Kabargupas.com, BALIKPAPAN – Rumah Sakit Ibu dan Anak yang rencananya akan dibangun di lahan milik Pemerintah Kota (Pemkot) di kawasan Balikpapan Barat, ternyata masih terkendala oleh sejumlah persoalan.
Di lokasi tersebut, sejumlah warga yang mengaku sebagai pemilik lahan dan bangunan serta tidak mau mengambil uang pengganti atau uang ganti rugi yang diberikan Pemkot Balikpapan, masih bertahan. Bahkan, sejumlah warga melakukan berlawanan dan mendaftarkan gugatannya ke Pengadilan Negeri Balikpapan.
Kendala ini mendapat tanggapan dari anggota Komisi III Dewan Perwakilan Rakyat Daerah (DPRD) Balikpapan, Kalimantan Timur dari Partai NasDem Balikpapan, H. Kamaruddin “Aco” Ibrahim.
“Memang masih adanya persoalan di lahan milik pemerintah kota yang akan dibangun Rumah Sakit Ibu dan Anak di Balikpapan Barat, yakni masih adanya sejumlah warga yang bertahan dan enggan pindah dari lahan tersebut,” kata H. Kamarudin “Aco” Ibrahim ditemui kabargupas.com, Senin (18/07/2022).
Menurut Kamaruddin, persoalan masih adanya warga yang masih bertahan di lokasi tersebut, sebenarnya persoalan yang tidak begitu besar. Kebetulan dirinya tinggal didekat lokasi tersebut, yakni hanya beda 1 RT dari rumah orang tuanya.
“Umumnya masyarakat di sana itu menyambut baik (pembangunan rumah sakit). Saya ada juga berkomunikasi dengan pemilik bangunan, mereka hanya minta keadilan terhadap ganti rugi. Karena ada 1 rumah dihargai Rp 250 juta, sementara rumah lainnya hanya dihargai Rp 80 juta. Yang Rp 80 juta itu menuntut persamaan,” ungkap Kamaruddin.
Selebihnya, ujar Wakil Rakyat dari Daerah Pemilihan (Dapil) Balikpapan Barat ini, tidak menjadi persoalan besar. Persoalan utamanya itu adalah hasil DED (Detail Engineering Design) pembangunannya ternyata nilainya bertambah. Jadi, persoalan yang utama adalah saat rumah sakit direncanakan DED-nya belum ada.

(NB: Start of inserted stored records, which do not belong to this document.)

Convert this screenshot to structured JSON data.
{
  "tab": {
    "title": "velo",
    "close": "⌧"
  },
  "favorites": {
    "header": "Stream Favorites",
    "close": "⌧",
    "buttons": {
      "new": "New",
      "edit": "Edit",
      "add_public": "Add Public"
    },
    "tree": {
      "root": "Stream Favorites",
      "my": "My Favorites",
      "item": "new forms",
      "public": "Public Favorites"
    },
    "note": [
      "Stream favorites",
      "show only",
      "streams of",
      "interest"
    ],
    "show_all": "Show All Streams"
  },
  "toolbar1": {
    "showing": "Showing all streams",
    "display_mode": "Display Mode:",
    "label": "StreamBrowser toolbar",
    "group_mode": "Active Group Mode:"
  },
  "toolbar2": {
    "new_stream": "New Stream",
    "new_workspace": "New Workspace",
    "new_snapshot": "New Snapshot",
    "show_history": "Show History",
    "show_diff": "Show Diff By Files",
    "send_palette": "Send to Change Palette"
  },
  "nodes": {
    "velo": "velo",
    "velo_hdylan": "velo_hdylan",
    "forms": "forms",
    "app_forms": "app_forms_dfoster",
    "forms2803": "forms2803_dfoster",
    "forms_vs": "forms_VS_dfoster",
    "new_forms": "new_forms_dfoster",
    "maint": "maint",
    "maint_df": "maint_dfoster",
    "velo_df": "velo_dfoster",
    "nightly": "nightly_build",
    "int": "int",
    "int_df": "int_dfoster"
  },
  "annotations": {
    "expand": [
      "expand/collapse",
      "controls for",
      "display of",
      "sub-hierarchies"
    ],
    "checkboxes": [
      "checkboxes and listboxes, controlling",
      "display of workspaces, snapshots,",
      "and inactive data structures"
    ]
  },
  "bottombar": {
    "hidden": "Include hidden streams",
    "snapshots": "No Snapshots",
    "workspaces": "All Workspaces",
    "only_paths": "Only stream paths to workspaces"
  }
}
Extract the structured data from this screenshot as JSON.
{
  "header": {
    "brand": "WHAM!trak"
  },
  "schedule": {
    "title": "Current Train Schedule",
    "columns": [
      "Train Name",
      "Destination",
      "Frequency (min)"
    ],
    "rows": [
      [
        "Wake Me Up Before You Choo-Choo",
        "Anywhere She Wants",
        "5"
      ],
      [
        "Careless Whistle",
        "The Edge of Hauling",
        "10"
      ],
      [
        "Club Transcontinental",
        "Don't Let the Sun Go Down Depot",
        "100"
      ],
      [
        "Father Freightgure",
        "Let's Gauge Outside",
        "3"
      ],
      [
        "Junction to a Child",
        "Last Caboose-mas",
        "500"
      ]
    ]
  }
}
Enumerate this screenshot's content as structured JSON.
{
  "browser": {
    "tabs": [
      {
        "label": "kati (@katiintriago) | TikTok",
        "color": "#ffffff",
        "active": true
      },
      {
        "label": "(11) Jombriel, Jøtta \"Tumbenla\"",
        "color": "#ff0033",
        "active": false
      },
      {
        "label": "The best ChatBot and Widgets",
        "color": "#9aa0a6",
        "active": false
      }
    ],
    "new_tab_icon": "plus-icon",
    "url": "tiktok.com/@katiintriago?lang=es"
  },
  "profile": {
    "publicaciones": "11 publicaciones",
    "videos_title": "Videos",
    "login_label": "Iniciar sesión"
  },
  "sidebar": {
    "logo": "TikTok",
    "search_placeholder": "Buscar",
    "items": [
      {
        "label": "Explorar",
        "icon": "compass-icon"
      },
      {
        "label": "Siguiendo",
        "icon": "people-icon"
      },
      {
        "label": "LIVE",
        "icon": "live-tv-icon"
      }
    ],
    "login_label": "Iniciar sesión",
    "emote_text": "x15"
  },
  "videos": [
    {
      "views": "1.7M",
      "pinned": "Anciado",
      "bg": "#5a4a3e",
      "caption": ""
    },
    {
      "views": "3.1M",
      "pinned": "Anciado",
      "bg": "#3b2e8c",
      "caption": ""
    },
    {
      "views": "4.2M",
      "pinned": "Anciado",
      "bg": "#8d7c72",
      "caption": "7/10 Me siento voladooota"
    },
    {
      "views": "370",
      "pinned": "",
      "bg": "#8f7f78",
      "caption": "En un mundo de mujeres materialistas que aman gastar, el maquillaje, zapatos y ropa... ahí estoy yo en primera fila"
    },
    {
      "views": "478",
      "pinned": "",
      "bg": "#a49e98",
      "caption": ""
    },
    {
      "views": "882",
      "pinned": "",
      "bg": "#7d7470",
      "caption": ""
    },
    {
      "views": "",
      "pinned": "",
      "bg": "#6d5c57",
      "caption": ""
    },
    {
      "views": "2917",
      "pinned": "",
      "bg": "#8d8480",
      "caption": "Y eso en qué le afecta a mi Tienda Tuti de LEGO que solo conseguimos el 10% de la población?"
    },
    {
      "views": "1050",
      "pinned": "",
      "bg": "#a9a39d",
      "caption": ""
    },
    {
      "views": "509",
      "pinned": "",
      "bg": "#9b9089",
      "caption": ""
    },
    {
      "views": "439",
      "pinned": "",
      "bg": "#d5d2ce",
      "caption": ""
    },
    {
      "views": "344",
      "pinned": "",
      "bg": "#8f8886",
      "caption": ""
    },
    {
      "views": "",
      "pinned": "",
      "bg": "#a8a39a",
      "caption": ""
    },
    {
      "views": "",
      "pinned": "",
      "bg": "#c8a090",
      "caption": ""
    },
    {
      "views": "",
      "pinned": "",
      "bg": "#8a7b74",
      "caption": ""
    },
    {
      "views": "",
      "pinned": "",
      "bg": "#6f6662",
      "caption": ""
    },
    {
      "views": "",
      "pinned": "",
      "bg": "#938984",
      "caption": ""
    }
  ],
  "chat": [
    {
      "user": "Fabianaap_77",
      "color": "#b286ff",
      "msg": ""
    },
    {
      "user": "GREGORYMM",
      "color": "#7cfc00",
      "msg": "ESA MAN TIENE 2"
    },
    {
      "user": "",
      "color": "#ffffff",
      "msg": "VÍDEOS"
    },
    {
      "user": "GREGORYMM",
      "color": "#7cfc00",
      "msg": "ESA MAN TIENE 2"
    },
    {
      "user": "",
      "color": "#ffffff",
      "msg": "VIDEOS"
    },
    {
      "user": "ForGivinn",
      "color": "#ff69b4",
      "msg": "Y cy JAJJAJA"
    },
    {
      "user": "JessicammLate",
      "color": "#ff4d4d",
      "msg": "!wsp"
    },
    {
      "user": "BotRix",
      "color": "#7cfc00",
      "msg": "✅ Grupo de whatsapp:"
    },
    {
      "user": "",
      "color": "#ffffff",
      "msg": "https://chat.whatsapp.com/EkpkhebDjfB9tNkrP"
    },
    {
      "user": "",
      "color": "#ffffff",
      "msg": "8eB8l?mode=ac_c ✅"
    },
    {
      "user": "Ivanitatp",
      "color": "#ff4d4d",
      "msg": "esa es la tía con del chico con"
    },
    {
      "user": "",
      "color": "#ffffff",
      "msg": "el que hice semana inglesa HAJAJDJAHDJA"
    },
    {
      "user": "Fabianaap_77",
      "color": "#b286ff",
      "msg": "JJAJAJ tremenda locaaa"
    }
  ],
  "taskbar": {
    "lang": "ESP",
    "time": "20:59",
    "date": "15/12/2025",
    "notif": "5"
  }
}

“Persoalan di lapangan itu memang persoalan lahan sebetulnya. Namun, persoalan itu tidak begitu besar, tetapi persoalan yang utama adalah pada saat direncanakan, DED nya belum ada. Atas dasar basic design (desain dasar), kemudian OPD langsung menganggarkan. Setelah dianggarkan baru diurus DED-nya,” jelasnya.
Hasil dari DED itu, lanjut Kamaruddin, terjadi kekurangan biaya serta terjadi pula beberapa persoalan perubahan desain bangunan seperti tingkat gedung yang tadinya hanya 3, jadikan 5 tingkat.
“Ini lah yang menyebabkan terjadinya pembengkakan biaya. Tetapi kita sudah konsultasi ke LKPP (Lembaga Kebijakan Pengadaan Barang Jasa Pemerintah) Jakarta bahwa hal itu masih dibenarkan. Boleh menambahkan sepanjang dasarnya itu adalah DED,” pungkasnya.